È da notare, ancora, come tutta l’organizzazione fosse sottoposta al rigoroso controllo della Prefettura, del Podestà (ovvero del Sindaco in epoca repubblicana) e del presidente la Commissione per la Censura, nella fattispecie un alto religioso nominato dalla Curia. In più, è da dire che ogni tre-cinque anni la prostituta doveva rinnovare tutti i documenti fra cui il suo certificato di moralità che attestava essere, oltre ad un’integerrima cittadina, pure una brava cristiana dedita ai sacramenti.

Un Certificato per la regolare professione di meretricio

Con il 1958, ormai sappiamo, tutto ciò venne di colpo azzerato. A Trento, quel giorno, un attento testimone forse non del tutto disinteressato, annotò: “Mi trovavo lì per lavoro e vidi una gran folla in via San Martino. Era la coda per l’ultimo giorno di apertura della casa di tolleranza.” A Rovereto, invece, la bella casa lungo il torrente Leno aveva già sospeso l’attività da tempo ed era stata venduta. Adesso le finestre erano tornate ad aprirsi ed il vecchio proprietario – da una delle poche testimonianze potute rintracciare – si era trasferito in un appartamento in centro città. Lì era andato ad abitare con una bella giovane che un tempo era stata una delle “sue” ragazze di vita.

Certamente la chiusura delle case di tolleranza per la storia del costume italiano fu una svolta epocale. Una svolta che comunque divise in due il Paese perché la riforma abolì un “qualcosa”, ma non lo sostituì con nient’altro. Per molti, insomma, fu una vera conquista di civiltà, per altri fu solo un’ipocrisia.
Per i movimenti femminili venne giustamente considerato un importante passo per affermare la dignità della donna. Invece per tanti intellettuali, fra cui Indro Montanelli, opinionista controcorrente (ma anche per lo scrittore Dino Buzzati) fu addirittura “un colpo di piccone capace di far crollare l’edificio della Fede cattolica, della Patria e della Famiglia”. Perché era nei postriboli – sosteneva Montanelli – che queste tre istituzioni trovavano l’equilibrio su cui si basava la società italiana. E spingendosi ancora più in là, in un impeto dissacrante tutto suo, aggiungeva: “Il bordello è l’unica istituzione italiana dove la competenza è premiata e il merito riconosciuto.”
Per l’ordine pubblico, infine, fu un grosso problema, perché la prostituzione uscì dalle case chiuse, ma non sparì affatto: si riversò sulle strade e in pensioncine compiacenti, sfuggendo al controllo statale per finire quasi sempre in mano alla criminalità.
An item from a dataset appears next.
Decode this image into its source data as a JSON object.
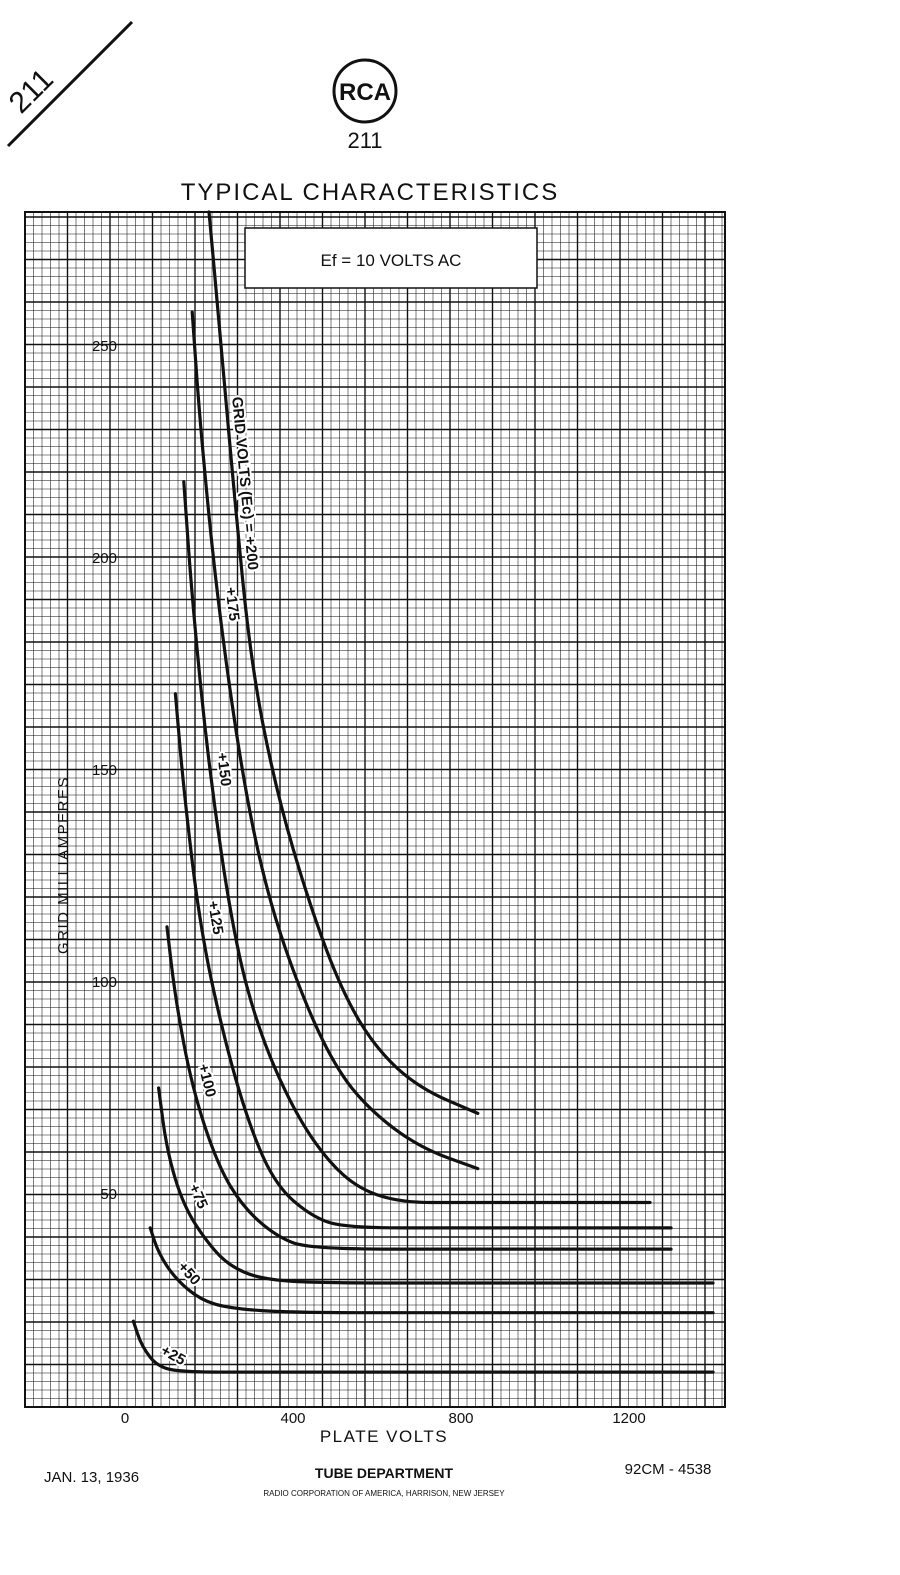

Fra le prostitute, trovatesi ora senza lavoro, ci fu chi riuscì a tornare ai propri paesi e alle famiglie di origine. Altre, soprattutto quelle convinte di essere in grado di fare solo quel mestiere, si “riciclarono” in proprio, oppure trovarono un protettore. Altre, ancora, riuscirono a farsi sposare da qualche ricco e vecchio cliente, rientrando in una normalità che forse per anni avevano solo sognato. Comunque sia, per tutte quelle ragazze, che nella maggior parte erano state iniziate a tale vita dalle necessità familiari, rimase l’amaro di un’epoca di sfruttamento, di condanna e di emarginazione sociale.
Una di loro, Margherita (forse nome “d’arte” in onore della santa protettrice delle prostitute), così tristemente annotava nel 1934 sulle pagine del suo diario: “Se tutte le madri allevassero con la giusta educazione i propri figli nel rispetto di se stessi e degli altri. Se tutte le mogli amministrassero l’intimità del matrimonio come fanno per il salario del proprio marito. Se tutti i padri si preoccupassero di dare sempre il buon esempio oltre che portare a casa il pane, il nostro lavoro di prostitute non avrebbe più nessun senso di esistere, perché saremmo tutte disoccupate.”